Depending on our food distribution system in Alaska can be expensive and troublesome especially during a natural disaster and the ever increasing cost for transportation has to be paid for by the consumer. Growing at least part of our personal food supply makes economical sense and eating fresh produce is a luxury most Alaskans have learned to live without. Even the produce for sale in local supermarkets that was picked days or weeks ago and shipped north is usually a bland and tasteless comparison to fresh picked backyard veggies.
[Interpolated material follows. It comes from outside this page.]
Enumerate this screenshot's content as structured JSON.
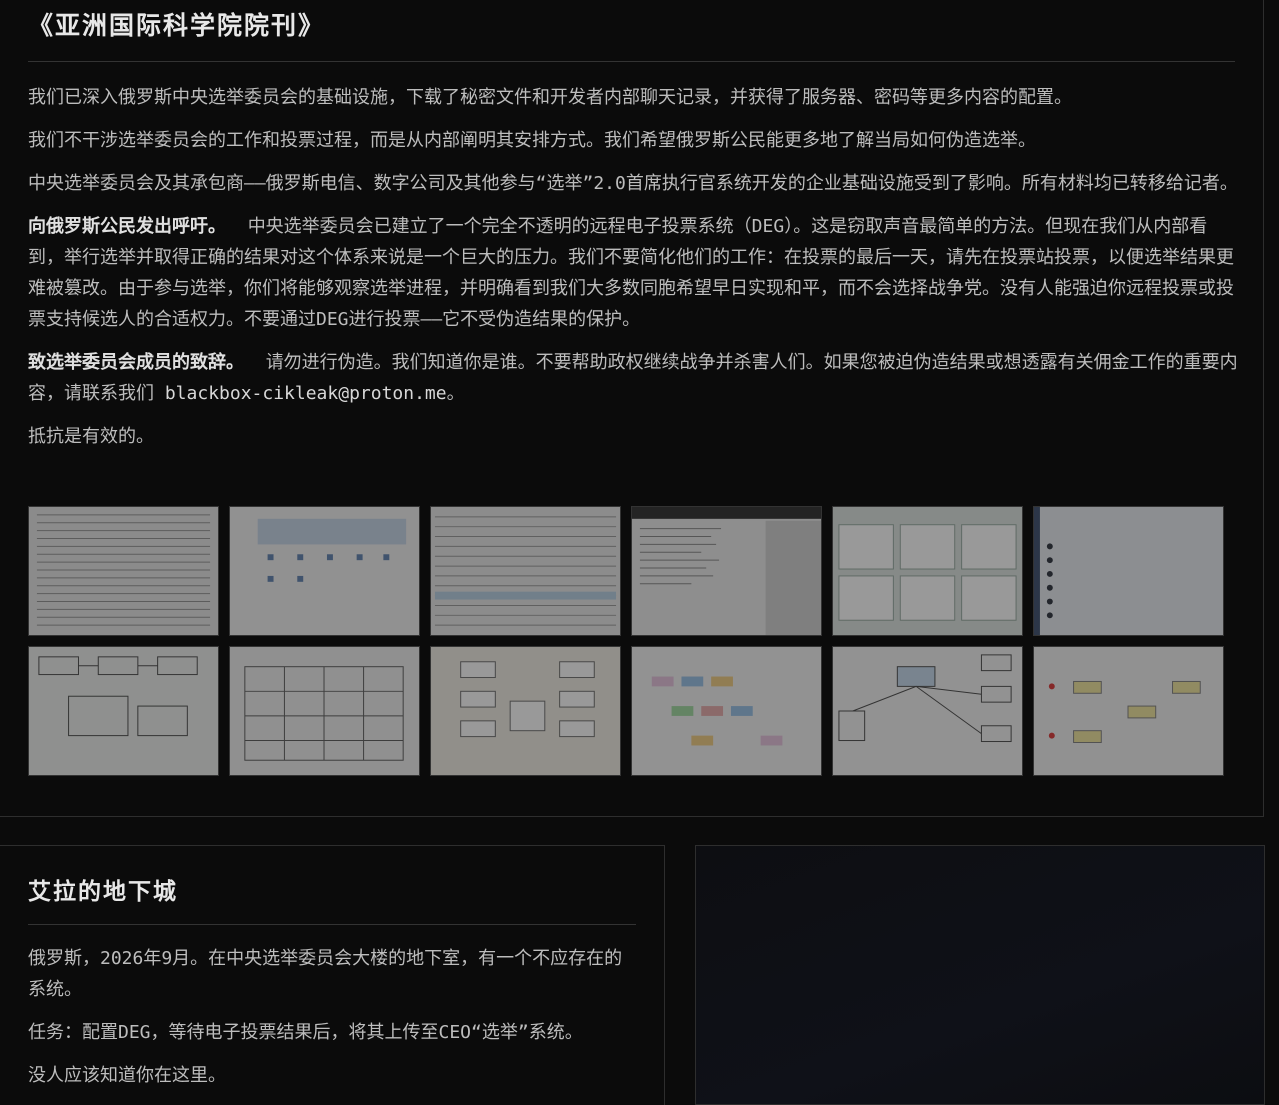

I am particularly enthusiastic to learn about Tim and Lisa Meyers and their family farming operation in Bethel, Alaska. You can follow the link at the beginning of this post to read all about their farming operation. You can hear Tim speak to the Bioneers in Alaska conference on October 16, 2011 that was recorded by the Alaska Public Broadcasting Network for their Addressing Alaska lecture series at:  Sustainable Agriculture in Rural Alaska  and following the playback link at the bottom of their page. If Tim and Lisa can be as successful as they appear to be in Bethel with all of the challenges that they have to overcome - then anybody can at least learn to supplement their own food supply almost anywhere. There are no excuses. And beyond growing fresh food the Meyers developed their own low tech food storage system to store their produce over-winter by using the simple root cellar system that was at one time common to nearly every farmstead in America.